At least one member of the gang is reported to have remarked on air that he intended to rape Chief Justice Georgina Theodora Wood, as well as summarily execute her, along with Justice Sulemana Gbadegbe, two of the Kufuor-appointed members of the Supreme Court who sat on the panel that adjudicated the Ramadan-Nimako case which sought the expurgation of the names of all registered voters who had registered to vote by the use of their National Health Insurance Scheme-issued cards in the lead-up to Election 2012.
The Montie Three gangsters had predetermined that it was Justices Wood and Gbadegbe who posed the greatest danger to the Mahama Posse’s attempt to rig Election 2016 in favor of their prime benefactors.
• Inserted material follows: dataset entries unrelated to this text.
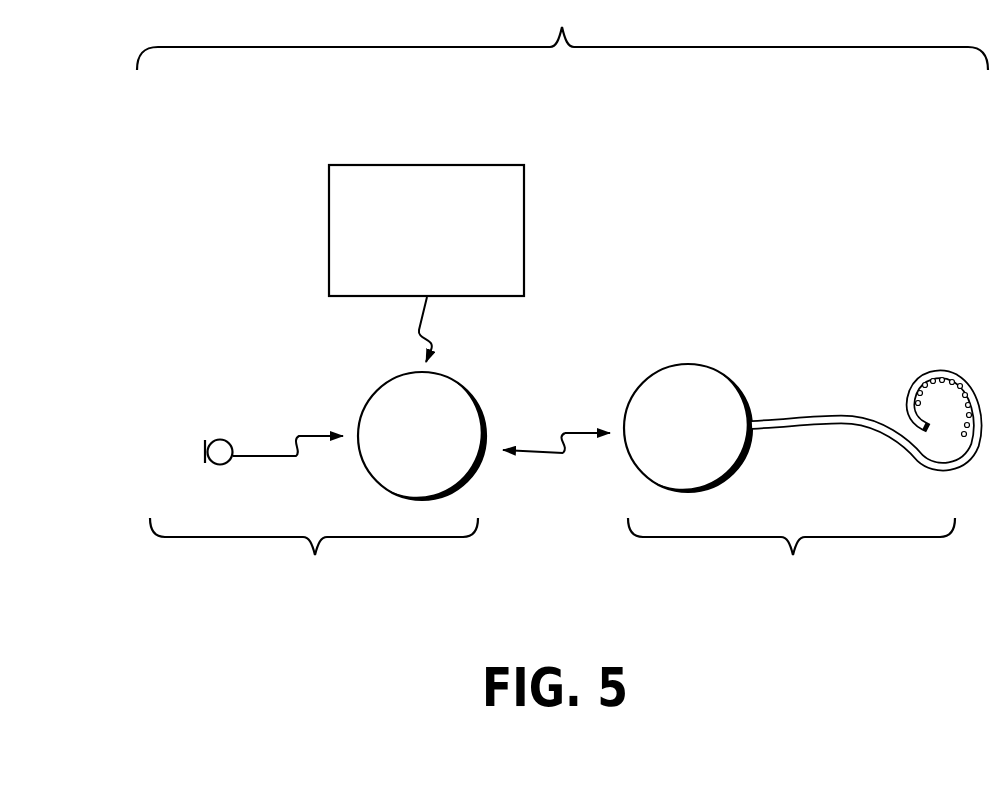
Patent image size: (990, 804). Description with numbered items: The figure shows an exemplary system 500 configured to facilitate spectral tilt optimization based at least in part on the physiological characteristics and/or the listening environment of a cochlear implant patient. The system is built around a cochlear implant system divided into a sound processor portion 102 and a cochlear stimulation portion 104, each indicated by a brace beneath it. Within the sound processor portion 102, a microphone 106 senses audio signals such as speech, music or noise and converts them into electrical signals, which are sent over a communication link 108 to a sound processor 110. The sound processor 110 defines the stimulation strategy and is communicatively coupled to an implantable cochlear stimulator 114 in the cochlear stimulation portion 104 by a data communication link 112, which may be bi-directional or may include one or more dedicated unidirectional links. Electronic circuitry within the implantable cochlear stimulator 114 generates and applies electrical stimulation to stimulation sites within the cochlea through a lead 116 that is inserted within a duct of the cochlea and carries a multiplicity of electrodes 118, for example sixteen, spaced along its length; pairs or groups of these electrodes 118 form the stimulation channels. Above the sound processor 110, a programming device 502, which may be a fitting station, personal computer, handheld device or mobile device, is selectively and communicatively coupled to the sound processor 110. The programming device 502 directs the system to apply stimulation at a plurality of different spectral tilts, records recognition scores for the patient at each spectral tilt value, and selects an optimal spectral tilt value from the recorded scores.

The system 500 is at (562, 36).
The programming device 502 is at (410, 268).
The sound processor portion 102 is at (314, 550).
The cochlear stimulation portion 104 is at (791, 550).
The microphone 106 is at (206, 442).
The communication link 108 is at (296, 436).
The sound processor 110 is at (362, 410).
The data communication link 112 is at (565, 432).
The implantable cochlear stimulator 114 is at (676, 388).
The lead 116 is at (923, 350).
The electrodes 118 is at (950, 383).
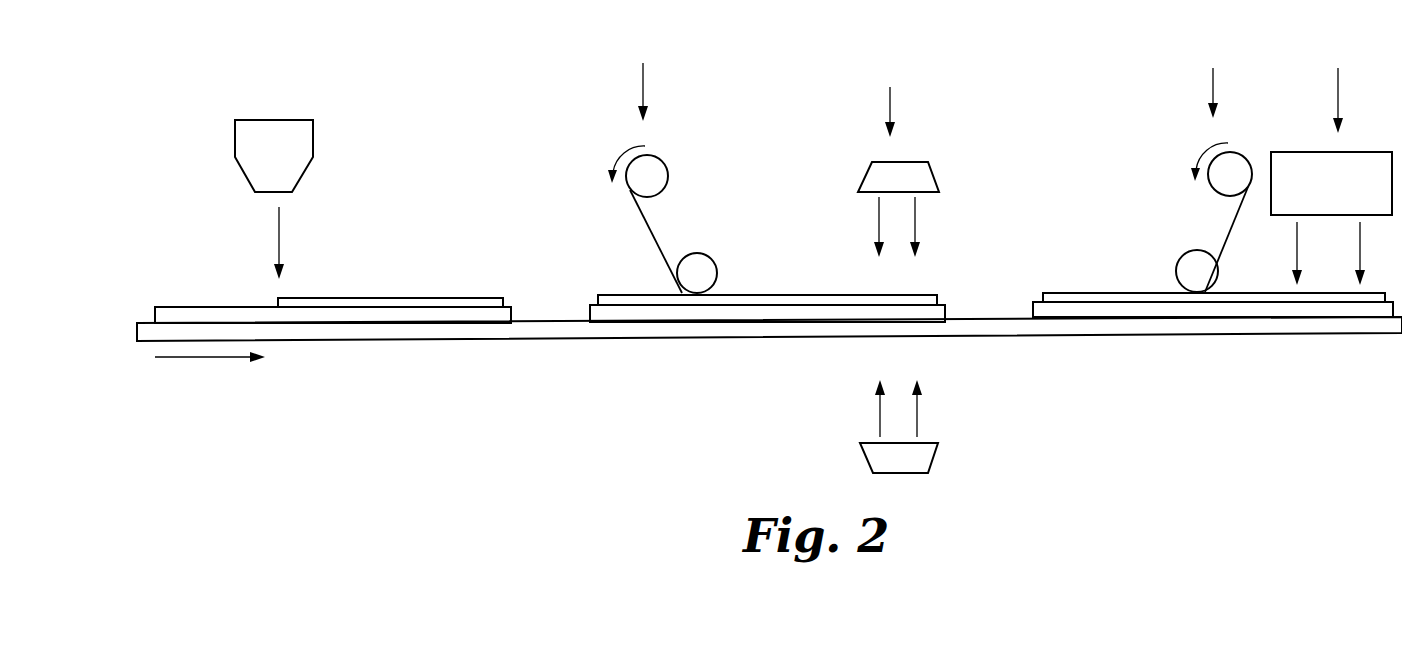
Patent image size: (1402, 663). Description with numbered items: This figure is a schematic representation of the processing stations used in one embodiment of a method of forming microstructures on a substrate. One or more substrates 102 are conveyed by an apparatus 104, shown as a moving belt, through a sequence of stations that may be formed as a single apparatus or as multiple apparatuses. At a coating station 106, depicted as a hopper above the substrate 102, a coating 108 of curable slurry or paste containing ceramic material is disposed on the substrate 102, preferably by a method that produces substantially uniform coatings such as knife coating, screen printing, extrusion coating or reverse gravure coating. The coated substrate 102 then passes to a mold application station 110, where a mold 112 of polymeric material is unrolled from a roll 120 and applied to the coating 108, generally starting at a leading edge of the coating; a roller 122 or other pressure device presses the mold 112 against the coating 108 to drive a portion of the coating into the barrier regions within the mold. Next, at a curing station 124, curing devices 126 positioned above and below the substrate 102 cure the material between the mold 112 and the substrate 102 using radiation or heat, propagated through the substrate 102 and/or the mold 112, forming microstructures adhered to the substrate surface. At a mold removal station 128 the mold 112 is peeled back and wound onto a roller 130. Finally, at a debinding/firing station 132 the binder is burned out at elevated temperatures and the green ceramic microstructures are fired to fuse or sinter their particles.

The substrate 102 is at (182, 307).
The apparatus 104 is at (397, 341).
The coating station 106 is at (283, 120).
The coating 108 is at (395, 298).
The mold application station 110 is at (644, 77).
The mold 112 is at (652, 225).
The roll 120 is at (668, 167).
The roller 122 is at (715, 260).
The curing station 124 is at (890, 98).
The curing device 126 is at (937, 182).
The mold removal station 128 is at (1214, 79).
The roller 130 is at (1238, 153).
The debinding/firing station 132 is at (1331, 162).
Chairman Rawlings, perhaps finally remorseful about his decision to have Justices Cecilia Koranteng-Addow, Fred Poku-Sarkodie and Kwadwo Agyei Agyepong abducted from their homes and families, has vehemently denied ever signing onto the petition seeking to have President Mahama use executive powers granted him under Article 72 of Ghana’s Fourth-Republican Constitution to effectively nullify the prison sentences of the Montie Three.
This is quite refreshing in some ways, not the least bit of which is the salutary strengthening of the country’s fledgling democratic culture.
But, of course, Chairman Rawlings may have to squarely bear the blame for having created the present culture of abject decadence and rank disrespect which clearly appears to have informed the murderous language of the Montie Three.